The President of the Central Council of Jews, Josef Schuster, emphasized that not every AfD voter has right-wing extremist sentiments. “But the party whose candidate you elected is a right-wing extremist according to the State Office for the Protection of the Constitution” and the election of an AfD candidate to an executive office shakes him. The International Auschwitz Committee spoke of a “sad day for the district of Sonneberg, for Germany and for democracy”.

Extremism researcher Matthias Quent spoke to the editorial network Germany (RND) of a symbolic value of the election victory of nationwide importance: “The real design options of a district administrator in a district with 54,000 inhabitants are limited, but this election victory gives the AfD a central position for the attack on the state and federal politics.” Stuhlmann’s election is a “confirmation for Björn Höcke’s extreme right-wing radicalization course.

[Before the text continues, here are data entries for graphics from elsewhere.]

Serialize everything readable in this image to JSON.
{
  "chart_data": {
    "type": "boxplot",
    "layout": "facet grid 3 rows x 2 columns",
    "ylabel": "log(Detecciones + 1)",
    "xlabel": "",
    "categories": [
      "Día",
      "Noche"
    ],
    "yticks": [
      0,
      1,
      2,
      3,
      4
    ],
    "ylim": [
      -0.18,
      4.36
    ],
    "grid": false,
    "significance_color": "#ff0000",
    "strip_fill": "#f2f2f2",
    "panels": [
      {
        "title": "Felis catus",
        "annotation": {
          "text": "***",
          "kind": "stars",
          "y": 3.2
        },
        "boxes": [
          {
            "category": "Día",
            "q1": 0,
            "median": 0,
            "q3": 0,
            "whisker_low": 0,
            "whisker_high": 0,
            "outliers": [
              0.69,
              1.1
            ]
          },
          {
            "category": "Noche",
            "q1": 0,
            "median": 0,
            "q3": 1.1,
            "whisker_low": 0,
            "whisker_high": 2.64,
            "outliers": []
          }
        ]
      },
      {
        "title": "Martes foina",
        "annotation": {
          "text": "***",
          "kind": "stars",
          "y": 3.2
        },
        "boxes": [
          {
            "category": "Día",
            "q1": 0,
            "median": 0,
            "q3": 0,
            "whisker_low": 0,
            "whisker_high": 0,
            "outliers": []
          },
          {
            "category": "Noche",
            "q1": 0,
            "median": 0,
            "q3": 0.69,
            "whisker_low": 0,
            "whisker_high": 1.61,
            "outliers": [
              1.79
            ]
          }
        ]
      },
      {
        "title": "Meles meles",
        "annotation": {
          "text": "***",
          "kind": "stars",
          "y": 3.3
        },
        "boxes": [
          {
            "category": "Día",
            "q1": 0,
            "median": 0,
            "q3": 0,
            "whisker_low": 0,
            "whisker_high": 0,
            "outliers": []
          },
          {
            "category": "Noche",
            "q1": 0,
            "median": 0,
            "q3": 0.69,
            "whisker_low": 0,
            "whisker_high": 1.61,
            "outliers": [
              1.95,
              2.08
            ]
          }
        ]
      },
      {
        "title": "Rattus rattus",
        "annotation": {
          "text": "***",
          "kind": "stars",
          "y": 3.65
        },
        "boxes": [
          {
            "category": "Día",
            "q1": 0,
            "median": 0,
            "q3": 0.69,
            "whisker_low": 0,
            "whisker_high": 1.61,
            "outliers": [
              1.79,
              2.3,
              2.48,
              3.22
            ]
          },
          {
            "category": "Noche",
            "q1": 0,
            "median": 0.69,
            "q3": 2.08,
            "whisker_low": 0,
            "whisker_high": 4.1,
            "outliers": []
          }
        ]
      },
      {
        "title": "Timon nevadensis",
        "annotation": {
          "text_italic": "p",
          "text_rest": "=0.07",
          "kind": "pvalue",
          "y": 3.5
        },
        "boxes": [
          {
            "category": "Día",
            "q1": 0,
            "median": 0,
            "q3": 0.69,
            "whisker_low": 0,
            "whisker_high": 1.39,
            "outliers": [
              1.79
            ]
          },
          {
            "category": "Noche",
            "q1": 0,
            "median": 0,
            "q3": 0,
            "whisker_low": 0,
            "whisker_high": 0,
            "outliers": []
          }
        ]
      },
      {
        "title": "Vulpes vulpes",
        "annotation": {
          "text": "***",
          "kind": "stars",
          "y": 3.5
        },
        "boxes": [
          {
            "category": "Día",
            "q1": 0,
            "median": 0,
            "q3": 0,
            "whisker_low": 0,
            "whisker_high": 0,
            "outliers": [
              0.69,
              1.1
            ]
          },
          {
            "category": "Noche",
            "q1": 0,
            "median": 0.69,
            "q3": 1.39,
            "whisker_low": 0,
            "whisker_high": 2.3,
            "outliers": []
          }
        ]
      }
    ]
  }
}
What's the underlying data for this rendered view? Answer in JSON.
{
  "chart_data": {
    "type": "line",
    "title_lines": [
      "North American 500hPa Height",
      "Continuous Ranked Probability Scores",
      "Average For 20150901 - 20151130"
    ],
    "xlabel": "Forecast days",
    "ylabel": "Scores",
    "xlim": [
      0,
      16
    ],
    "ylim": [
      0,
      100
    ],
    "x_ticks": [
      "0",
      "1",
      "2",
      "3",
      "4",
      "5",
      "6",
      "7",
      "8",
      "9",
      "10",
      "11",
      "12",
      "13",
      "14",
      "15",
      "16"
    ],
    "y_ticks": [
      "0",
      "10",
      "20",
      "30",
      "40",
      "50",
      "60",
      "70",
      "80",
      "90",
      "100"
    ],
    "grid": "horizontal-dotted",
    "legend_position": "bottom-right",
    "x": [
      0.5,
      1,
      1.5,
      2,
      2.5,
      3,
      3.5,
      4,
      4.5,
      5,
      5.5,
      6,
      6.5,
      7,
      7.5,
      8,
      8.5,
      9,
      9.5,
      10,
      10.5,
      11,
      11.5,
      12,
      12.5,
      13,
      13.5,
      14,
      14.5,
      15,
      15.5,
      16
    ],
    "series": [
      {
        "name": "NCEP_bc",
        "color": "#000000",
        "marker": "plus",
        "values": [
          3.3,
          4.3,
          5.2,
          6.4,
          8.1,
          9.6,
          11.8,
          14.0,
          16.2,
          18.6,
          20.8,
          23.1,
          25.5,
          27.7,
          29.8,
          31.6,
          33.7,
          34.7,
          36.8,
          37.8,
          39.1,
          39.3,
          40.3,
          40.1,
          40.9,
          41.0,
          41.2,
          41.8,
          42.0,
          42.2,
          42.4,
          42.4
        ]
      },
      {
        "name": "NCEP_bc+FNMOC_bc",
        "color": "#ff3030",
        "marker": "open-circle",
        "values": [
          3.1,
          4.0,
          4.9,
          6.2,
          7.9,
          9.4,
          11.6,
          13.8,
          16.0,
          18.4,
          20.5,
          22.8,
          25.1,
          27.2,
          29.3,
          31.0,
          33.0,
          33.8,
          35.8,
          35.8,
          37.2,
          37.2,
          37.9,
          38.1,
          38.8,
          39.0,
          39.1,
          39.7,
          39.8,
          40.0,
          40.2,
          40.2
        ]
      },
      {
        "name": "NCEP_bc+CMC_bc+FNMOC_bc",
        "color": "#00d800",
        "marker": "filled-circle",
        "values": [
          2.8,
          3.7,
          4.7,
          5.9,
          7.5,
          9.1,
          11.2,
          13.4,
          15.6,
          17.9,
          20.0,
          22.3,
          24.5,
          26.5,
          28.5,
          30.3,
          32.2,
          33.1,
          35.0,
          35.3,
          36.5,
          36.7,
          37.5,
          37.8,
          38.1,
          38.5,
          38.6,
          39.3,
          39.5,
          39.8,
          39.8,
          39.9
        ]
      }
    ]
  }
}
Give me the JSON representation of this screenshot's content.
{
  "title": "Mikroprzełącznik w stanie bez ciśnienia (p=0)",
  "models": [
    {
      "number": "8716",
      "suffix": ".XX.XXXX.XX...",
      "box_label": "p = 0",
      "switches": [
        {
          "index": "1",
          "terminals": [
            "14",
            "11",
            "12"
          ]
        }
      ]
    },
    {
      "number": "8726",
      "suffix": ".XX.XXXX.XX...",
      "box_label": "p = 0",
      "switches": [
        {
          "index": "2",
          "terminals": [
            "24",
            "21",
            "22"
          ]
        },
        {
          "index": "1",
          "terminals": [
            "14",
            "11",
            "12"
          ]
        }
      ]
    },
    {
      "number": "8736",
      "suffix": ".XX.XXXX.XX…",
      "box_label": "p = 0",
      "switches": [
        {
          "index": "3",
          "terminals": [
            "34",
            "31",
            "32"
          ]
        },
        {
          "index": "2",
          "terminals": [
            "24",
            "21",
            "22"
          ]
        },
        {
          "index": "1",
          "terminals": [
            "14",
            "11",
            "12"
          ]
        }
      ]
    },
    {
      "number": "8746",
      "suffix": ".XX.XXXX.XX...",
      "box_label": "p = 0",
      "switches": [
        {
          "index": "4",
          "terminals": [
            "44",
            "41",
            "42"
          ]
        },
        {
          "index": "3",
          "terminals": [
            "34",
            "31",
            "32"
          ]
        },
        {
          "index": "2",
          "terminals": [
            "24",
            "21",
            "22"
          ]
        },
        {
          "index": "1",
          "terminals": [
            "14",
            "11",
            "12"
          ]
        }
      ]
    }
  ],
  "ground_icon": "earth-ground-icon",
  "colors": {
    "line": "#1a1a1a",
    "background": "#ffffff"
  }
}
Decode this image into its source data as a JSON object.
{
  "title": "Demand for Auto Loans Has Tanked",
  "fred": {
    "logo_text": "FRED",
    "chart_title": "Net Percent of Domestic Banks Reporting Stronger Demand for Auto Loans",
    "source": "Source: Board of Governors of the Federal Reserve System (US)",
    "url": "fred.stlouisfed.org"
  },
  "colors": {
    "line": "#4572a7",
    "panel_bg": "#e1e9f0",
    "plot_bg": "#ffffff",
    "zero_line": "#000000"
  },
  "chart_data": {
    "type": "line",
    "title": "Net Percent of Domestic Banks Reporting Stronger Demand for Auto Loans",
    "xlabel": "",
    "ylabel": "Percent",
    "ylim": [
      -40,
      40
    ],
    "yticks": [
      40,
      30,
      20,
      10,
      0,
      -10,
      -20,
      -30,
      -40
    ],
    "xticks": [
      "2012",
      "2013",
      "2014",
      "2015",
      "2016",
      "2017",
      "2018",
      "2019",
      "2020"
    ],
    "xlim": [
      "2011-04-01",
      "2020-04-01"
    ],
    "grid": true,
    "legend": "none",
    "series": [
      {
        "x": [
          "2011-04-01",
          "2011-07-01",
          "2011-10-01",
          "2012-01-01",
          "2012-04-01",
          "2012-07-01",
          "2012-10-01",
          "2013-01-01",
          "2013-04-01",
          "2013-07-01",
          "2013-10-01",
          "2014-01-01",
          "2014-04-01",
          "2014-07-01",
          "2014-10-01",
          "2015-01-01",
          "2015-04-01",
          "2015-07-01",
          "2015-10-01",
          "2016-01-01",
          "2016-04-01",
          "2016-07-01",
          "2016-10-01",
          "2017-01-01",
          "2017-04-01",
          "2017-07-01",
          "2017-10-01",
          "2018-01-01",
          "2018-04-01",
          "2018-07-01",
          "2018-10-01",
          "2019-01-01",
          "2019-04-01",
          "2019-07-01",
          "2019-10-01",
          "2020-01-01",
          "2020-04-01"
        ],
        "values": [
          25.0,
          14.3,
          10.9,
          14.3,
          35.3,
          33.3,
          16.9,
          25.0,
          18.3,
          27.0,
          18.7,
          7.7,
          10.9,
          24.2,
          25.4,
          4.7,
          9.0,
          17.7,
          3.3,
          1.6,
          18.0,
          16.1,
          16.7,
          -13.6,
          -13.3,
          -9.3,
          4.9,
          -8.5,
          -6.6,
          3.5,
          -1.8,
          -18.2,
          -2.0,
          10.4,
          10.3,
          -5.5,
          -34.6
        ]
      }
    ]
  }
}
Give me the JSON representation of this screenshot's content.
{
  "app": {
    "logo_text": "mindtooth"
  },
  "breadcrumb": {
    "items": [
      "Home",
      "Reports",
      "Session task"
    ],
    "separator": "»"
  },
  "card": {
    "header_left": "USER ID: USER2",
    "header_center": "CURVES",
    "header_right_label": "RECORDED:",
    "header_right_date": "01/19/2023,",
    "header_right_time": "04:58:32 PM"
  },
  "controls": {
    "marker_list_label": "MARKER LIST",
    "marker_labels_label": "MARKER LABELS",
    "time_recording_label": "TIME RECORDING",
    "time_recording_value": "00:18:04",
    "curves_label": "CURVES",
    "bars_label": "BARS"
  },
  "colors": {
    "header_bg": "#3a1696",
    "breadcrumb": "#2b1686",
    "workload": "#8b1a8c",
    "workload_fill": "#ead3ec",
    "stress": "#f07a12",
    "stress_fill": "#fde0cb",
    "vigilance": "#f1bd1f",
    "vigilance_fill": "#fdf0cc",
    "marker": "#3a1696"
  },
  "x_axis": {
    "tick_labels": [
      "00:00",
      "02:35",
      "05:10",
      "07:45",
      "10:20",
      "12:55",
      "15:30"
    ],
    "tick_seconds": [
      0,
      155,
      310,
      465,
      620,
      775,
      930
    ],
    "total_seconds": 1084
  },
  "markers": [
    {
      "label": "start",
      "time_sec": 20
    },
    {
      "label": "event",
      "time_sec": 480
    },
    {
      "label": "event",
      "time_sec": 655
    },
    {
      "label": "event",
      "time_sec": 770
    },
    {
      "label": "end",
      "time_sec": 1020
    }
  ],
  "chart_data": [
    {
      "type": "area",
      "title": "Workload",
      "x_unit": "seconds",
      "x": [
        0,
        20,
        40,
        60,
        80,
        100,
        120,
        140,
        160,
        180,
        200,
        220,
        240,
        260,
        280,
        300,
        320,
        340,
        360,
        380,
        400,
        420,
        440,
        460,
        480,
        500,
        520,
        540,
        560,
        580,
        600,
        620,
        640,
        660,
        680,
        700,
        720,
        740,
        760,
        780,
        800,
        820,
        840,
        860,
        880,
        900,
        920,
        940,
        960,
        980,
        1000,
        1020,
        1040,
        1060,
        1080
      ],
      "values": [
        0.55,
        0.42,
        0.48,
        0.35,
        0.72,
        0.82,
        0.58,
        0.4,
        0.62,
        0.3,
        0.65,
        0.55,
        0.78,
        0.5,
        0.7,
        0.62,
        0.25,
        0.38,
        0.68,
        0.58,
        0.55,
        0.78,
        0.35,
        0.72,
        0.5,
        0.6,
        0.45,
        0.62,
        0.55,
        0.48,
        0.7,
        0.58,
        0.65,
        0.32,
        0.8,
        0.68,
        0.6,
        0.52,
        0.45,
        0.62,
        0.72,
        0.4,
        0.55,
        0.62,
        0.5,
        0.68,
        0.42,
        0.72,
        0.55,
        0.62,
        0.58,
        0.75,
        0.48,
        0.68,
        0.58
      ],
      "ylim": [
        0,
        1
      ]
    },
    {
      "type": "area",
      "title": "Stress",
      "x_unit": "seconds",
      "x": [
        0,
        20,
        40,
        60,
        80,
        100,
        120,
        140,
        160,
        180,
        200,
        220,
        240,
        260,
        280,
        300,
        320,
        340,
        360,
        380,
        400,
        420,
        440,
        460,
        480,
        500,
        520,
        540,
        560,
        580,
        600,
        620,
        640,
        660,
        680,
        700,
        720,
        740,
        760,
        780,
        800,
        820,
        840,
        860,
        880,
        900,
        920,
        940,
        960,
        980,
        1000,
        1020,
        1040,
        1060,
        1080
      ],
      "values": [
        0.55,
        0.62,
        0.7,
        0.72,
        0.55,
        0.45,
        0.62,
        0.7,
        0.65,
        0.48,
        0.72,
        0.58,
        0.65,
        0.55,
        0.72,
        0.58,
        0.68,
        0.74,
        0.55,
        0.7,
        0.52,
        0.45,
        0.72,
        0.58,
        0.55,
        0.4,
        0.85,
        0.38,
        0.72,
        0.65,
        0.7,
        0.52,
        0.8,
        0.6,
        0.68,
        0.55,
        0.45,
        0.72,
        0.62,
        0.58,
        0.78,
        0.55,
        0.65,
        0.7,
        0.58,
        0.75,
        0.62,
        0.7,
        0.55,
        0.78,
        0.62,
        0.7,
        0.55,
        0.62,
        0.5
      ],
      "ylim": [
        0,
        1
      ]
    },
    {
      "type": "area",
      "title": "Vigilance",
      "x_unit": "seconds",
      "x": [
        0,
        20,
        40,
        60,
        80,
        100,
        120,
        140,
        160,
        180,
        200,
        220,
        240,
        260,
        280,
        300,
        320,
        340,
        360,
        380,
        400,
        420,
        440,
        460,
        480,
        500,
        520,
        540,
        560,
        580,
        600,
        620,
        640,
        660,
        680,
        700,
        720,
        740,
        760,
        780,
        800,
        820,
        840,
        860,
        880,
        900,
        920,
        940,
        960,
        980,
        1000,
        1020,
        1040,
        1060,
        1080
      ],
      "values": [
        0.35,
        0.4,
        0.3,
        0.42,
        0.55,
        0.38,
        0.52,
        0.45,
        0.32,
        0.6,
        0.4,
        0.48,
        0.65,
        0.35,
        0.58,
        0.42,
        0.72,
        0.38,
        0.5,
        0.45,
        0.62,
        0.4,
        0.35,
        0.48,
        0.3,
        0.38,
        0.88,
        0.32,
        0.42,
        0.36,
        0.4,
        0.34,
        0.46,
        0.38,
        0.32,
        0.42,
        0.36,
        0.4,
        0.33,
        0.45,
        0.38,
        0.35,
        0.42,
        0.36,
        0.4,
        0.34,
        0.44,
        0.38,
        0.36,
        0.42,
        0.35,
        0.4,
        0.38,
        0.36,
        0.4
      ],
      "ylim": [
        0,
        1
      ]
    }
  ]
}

It is also a starting point for a normalization and legitimization of cooperation between AfD and CDU, which will most likely follow,” said the Thuringian-born researcher.

The one from Thuringia Bundestag Vice President Katrin Göring-Eckardt told the RND: “The AfD has a declared goal, they want to damage our democracy.” The election should not be labeled as a protest election. “I am convinced that people do not vote for the AfD despite their positions, but precisely because of these attitudes.” All democratic parties have a responsibility not to contribute further to normalization. “Anyone who rhetorically blinks to the right shouldn’t be surprised if people actually turn right during elections,” says Göring-Eckardt.

The party leader of the left, Martin Schirdewan, described the election result as an “alarm signal for democracy”https://www.sueddeutsche.de/politik/. “We must now think very carefully about how democracy can be strengthened at this point,” said Schirdewan on Monday on “Morning Magazine”. It is also about how the experience of the East Germans can now be fed back into the political debate so that they “don’t turn to the AfD in frustration, but to democratic parties.”